When dendritic cells encounter something they don't like, they take a physical marker of the invader, called an antigen, and present it to B and T cells, the defenders of the body' s immune system. Those cells then adapt weapons to identify and destroy the interlopers.
Steinman bet that if he could train his dendritic cells to recognise and tag his cancer, they would be able to convince the T and B cells to do the rest.
There was no good reason to expect that Steinman could fashion a cure for one of the world's most vicious cancers in time to save his own life. But it was easy to think it was at least possible. The made-for-Hollywood story of the renegade scientist who fights the establishment to prove his discovery, and then uses it to cure himself, was powerful enough to compel hope.
Unfortunately, the dendritic cell-based treatments didn't work - at least not well enough.

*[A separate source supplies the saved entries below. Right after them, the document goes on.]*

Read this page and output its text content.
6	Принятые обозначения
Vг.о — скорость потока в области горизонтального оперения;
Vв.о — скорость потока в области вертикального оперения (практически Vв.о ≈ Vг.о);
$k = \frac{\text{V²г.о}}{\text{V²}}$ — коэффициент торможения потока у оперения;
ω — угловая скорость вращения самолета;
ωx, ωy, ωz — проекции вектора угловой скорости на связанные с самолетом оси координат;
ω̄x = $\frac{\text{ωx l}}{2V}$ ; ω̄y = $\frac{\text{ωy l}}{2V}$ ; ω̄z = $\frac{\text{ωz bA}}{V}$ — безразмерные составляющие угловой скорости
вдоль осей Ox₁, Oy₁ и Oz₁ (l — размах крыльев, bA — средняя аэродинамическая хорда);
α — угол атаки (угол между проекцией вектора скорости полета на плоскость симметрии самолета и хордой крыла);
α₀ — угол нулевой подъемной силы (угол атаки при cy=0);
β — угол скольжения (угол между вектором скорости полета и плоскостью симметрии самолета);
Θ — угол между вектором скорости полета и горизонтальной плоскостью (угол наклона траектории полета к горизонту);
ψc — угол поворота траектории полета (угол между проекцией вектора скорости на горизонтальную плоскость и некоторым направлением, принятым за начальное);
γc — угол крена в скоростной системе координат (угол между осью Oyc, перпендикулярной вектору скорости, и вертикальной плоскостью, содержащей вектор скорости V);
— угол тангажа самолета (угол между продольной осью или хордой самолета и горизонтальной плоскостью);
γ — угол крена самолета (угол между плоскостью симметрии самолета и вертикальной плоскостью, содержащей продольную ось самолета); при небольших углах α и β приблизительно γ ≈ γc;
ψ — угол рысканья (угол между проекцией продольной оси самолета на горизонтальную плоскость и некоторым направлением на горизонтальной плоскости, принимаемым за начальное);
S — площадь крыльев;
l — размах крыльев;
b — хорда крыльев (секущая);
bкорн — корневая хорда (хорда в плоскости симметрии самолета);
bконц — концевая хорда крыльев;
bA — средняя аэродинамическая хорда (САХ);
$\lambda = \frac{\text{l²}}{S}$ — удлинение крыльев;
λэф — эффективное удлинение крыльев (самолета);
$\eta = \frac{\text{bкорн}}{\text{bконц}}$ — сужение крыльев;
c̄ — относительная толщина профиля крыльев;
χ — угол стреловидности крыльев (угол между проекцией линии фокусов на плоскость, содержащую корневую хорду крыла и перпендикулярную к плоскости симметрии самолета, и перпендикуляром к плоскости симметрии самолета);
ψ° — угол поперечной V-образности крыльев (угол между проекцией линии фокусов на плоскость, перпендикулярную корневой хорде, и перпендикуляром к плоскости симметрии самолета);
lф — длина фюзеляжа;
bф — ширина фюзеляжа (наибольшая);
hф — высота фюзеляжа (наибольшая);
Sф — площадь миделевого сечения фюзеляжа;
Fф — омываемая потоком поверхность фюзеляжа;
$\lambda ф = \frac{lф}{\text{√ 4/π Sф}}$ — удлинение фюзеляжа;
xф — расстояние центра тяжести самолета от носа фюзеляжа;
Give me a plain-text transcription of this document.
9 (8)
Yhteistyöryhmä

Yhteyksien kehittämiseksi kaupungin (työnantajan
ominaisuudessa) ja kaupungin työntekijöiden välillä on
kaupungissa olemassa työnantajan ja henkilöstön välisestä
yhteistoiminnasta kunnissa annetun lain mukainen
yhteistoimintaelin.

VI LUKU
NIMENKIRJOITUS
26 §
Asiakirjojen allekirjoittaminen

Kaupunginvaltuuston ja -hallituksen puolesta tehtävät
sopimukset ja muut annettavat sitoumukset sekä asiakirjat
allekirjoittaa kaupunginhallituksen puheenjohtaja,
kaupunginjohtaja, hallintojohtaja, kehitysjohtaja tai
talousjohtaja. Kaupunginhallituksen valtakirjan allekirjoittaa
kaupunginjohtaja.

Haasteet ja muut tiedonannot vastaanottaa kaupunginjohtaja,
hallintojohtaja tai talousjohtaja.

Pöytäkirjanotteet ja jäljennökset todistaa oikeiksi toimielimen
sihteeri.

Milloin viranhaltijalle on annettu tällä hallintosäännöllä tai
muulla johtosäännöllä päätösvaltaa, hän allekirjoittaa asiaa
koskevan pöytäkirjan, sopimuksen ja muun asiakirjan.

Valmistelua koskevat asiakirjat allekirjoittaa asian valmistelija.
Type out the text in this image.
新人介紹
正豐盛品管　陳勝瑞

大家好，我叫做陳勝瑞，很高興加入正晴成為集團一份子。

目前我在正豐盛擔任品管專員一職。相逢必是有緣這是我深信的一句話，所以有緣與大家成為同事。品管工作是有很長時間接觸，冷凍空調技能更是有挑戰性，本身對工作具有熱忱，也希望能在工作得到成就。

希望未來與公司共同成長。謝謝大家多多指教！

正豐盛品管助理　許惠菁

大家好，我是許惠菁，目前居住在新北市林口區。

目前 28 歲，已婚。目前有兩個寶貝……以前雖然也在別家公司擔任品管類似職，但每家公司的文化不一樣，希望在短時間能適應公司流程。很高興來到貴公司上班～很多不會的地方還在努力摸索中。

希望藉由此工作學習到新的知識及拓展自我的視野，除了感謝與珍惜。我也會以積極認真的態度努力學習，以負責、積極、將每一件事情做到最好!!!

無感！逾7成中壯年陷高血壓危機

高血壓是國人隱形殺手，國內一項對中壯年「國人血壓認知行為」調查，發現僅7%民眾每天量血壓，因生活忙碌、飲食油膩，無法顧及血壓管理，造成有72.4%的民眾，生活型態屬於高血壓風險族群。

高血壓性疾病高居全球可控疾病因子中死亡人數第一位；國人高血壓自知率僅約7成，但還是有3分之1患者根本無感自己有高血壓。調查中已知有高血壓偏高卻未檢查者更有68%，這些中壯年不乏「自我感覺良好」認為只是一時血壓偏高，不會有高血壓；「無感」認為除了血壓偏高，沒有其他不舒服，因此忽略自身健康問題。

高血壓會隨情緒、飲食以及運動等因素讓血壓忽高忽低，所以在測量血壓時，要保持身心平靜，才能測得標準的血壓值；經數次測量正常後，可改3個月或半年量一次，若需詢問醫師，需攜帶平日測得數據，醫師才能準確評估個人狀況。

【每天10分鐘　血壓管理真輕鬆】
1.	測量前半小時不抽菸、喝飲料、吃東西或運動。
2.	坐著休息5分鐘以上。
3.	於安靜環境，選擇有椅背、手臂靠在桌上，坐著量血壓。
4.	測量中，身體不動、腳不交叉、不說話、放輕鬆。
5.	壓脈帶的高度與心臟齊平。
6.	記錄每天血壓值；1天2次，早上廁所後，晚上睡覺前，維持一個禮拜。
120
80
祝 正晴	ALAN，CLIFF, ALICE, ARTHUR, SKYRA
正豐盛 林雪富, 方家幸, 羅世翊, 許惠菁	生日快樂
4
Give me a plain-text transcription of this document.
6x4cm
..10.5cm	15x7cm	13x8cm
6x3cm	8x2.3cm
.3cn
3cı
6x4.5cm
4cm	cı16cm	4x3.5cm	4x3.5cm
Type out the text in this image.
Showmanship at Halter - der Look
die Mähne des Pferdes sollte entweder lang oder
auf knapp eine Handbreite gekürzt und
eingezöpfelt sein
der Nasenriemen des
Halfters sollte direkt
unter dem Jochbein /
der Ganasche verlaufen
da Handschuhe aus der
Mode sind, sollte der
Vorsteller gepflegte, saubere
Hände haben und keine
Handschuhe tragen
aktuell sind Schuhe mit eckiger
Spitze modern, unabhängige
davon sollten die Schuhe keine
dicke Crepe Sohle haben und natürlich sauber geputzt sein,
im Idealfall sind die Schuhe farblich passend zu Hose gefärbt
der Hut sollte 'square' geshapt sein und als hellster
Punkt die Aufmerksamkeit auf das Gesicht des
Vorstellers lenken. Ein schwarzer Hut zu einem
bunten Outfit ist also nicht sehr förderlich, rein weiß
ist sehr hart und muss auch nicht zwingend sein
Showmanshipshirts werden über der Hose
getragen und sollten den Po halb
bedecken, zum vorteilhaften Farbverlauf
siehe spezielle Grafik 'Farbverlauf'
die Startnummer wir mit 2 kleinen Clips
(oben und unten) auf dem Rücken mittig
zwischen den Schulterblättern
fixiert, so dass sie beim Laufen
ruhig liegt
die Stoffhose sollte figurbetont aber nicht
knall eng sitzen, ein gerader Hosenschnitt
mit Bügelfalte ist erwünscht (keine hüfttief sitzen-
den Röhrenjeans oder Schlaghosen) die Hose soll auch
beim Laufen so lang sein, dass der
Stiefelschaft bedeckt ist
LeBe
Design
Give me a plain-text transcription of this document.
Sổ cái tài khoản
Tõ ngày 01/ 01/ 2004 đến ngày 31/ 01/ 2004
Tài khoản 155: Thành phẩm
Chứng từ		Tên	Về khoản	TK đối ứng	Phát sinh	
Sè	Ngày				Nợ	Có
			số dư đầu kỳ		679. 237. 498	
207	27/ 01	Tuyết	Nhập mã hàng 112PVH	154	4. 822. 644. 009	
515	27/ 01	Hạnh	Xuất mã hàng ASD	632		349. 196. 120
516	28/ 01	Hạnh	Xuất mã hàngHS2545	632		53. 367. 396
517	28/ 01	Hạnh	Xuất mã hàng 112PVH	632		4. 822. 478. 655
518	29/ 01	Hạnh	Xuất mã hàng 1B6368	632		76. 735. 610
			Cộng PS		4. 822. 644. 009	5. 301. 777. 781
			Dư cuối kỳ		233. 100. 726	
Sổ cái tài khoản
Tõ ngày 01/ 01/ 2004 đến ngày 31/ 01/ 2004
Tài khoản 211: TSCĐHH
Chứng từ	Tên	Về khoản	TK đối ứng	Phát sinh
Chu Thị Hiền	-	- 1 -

Training Steinman's dendritic cells to the tumour did generate a "vigorous immune response to mesothelin, a tumour specific antigen," said Dr. Sarah Schlesigner, a longtime colleague of Steinman's who ran the trial.
In other words, while there were significant side effects, the therapy seemed to enable him to work much longer than he otherwise would have. Month after month, he remained at the University, continuing his work.
He survived much longer than expected, and continued his research until the end.
Over time, it wasn't enough.
At least, not enough to save him.
But the research he pioneered continues - and the scientists who continue his work have an extraordinary example to follow.